Ela conta que sempre promove no ambiente familiar operações com o objetivo de juntar coisas que não estão sendo usadas para se transformar em doação e, assim, promover um saudável desapego entre os filhos. Mas até então isto só era feito em datas como Dia das Crianças e Natal. Agora, além das doações, as trocas devem se tornar rotina na família. ''É uma forma de ensinar solidariedade. Sempre procuro mostrar às crianças que temos uma situação privilegiada, mas que existem outras realidades.''
O psicólogo André Lopes Aricó, do Colégio Adventista, esclarece que estimular o desapego é importante sim, mas os pais devem estar atentos à época em que isso é feito.
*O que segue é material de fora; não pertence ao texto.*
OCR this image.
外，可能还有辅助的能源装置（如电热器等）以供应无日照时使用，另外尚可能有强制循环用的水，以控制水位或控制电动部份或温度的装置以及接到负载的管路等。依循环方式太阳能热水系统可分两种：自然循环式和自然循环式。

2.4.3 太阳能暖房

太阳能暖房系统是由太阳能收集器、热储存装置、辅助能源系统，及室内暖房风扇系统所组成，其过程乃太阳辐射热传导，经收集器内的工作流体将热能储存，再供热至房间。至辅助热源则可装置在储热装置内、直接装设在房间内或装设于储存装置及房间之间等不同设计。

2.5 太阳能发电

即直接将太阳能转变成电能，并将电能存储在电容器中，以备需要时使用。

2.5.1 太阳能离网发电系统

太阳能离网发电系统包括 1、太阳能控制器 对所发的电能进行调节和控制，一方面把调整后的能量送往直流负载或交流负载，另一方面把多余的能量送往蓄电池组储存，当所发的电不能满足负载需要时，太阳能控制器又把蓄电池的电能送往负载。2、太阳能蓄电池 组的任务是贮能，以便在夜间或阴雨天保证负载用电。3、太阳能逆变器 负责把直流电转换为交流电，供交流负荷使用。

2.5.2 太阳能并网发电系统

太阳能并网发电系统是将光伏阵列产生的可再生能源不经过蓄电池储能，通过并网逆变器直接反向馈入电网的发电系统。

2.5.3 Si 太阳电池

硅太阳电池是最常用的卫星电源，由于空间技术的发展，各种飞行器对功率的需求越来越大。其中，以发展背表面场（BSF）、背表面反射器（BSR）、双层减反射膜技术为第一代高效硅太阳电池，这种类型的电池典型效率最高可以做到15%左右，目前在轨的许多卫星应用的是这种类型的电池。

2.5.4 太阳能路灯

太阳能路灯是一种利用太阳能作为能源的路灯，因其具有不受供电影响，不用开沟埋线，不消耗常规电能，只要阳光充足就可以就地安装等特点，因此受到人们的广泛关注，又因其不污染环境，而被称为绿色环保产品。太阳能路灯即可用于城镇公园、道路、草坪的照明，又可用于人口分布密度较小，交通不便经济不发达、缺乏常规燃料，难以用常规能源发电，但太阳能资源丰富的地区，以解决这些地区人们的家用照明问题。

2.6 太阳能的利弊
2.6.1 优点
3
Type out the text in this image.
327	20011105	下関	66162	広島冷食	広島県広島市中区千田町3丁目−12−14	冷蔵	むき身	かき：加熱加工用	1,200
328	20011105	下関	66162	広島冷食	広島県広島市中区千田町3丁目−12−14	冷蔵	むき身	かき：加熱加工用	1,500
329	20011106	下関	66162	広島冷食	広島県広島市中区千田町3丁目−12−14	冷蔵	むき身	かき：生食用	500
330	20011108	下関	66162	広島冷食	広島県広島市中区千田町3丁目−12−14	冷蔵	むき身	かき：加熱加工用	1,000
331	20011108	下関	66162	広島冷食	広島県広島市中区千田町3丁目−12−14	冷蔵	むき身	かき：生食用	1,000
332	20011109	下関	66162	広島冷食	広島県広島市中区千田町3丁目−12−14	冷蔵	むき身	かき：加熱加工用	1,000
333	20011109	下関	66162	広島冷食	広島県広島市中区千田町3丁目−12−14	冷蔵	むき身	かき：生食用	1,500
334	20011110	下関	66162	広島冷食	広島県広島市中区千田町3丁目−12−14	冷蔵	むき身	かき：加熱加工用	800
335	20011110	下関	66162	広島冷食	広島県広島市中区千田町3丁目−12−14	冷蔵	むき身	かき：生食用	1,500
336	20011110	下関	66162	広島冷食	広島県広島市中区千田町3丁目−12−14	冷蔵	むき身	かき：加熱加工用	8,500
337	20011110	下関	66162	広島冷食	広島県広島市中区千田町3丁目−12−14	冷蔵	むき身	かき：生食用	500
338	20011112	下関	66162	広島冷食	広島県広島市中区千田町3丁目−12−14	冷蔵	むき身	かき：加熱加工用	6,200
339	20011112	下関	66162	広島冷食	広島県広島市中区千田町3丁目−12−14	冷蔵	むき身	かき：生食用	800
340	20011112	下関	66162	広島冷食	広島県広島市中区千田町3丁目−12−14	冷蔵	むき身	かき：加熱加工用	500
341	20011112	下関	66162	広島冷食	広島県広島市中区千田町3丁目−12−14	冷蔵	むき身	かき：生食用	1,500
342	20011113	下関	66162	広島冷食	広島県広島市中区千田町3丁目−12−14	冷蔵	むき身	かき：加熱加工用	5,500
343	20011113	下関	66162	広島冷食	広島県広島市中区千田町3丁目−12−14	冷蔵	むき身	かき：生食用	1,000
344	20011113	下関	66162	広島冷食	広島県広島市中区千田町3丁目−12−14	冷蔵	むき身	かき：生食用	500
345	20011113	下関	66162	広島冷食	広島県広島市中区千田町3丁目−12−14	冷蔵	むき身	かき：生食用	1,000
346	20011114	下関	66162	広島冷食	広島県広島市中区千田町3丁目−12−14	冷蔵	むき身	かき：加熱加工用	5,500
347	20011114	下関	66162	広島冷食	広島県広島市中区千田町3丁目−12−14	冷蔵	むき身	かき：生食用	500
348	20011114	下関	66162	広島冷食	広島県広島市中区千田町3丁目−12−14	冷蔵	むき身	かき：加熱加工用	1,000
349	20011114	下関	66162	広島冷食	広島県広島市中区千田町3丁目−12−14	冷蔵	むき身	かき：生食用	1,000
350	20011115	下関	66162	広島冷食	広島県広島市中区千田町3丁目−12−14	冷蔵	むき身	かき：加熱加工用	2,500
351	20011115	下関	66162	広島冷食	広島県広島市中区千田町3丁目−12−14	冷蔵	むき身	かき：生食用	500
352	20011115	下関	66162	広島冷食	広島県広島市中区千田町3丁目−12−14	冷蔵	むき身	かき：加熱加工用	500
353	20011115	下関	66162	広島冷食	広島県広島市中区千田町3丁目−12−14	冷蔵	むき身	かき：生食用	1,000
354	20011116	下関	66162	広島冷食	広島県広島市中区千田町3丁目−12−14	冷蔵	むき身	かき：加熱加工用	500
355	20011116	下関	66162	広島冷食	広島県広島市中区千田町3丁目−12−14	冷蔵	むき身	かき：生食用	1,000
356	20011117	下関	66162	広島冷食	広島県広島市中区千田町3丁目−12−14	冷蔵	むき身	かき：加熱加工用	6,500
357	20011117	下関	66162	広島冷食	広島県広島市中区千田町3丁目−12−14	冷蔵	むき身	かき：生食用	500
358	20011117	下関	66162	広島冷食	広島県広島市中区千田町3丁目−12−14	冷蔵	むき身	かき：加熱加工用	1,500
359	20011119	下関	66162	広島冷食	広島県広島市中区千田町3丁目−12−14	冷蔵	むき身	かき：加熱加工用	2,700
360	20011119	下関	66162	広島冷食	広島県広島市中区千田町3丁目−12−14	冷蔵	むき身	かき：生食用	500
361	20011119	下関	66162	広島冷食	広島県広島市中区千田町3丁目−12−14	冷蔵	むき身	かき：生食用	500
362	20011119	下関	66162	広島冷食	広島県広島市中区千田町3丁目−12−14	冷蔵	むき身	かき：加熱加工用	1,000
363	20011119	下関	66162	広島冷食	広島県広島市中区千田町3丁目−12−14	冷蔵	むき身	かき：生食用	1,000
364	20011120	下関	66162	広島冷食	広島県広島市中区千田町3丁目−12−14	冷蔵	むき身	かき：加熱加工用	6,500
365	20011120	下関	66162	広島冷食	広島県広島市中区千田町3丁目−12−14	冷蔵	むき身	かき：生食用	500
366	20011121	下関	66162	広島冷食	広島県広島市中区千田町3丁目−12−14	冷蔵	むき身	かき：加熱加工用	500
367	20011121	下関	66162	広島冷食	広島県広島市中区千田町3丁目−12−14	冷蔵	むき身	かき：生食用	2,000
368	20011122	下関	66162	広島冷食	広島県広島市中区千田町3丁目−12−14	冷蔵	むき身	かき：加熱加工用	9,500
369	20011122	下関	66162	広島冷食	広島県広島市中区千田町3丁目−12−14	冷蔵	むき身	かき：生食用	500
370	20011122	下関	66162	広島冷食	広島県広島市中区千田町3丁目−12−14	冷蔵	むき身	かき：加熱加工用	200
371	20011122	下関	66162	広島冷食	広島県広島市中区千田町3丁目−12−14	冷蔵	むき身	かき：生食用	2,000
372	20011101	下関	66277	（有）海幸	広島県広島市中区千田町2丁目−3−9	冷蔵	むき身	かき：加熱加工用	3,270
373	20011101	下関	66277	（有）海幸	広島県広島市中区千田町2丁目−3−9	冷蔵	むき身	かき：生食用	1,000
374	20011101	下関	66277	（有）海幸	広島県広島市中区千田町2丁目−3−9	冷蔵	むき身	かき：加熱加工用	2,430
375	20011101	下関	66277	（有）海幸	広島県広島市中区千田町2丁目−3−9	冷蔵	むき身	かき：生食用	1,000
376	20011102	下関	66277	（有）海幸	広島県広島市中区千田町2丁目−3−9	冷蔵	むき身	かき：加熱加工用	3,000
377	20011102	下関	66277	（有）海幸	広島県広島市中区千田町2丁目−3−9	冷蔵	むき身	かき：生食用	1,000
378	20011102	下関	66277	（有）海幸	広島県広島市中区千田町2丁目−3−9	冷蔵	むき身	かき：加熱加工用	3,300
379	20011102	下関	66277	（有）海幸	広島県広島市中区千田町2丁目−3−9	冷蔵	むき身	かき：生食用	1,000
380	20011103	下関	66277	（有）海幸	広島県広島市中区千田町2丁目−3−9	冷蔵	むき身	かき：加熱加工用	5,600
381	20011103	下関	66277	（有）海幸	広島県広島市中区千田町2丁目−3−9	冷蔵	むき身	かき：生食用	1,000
Até cerca de três anos a ligação da criança com a mãe (seu primeiro objeto de amor) ainda é muito forte e durante este período ela se utiliza de um recurso externo chamado de objeto transicional, que pode ser um brinquedo, para suportar a separação da mãe e entrar em contato com o mundo externo.
É este objeto que vai lhe dar conforto, segurança. Por isso é preciso tomar cuidado ao pedir para uma criança nesta faixa de idade se desfazer de algo. ''Tudo depende do simbolismo que ela imprime àquele objeto. Dependendo da intensidade deste simbolismo, a angústia é muito grande e é recomendável que este objeto seja retirado gradativamente da criança, pois trata-se de uma mudança fundamental para o seu psiquismo'', alerta.
O psicólogo explica que em um processo saudável de rompimento deste elo intenso entre pais e filhos, o incentivo ao desapego material deve ser feito já a partir dos cinco anos. ''Desenvolver-se significa deixar de se envolver com algumas coisas para se envolver com outras. Por isso a criança precisa aprender, depois de amadurecida psiquicamente, a se relacionar com outros objetos e a aprender que as relações sociais são muito mais importantes. E é justamente neste ponto que as trocas de brinquedos podem colaborar'', observa.
O desapego deve ser estimulado para a criança perceber que a segurança que ela tanto procura não está nos objetos, mas na troca social. ''Não está no ter, mas no ser. Essa é uma forma de termos, lá na frente, uma sociedade muito mais solidária'', argumenta.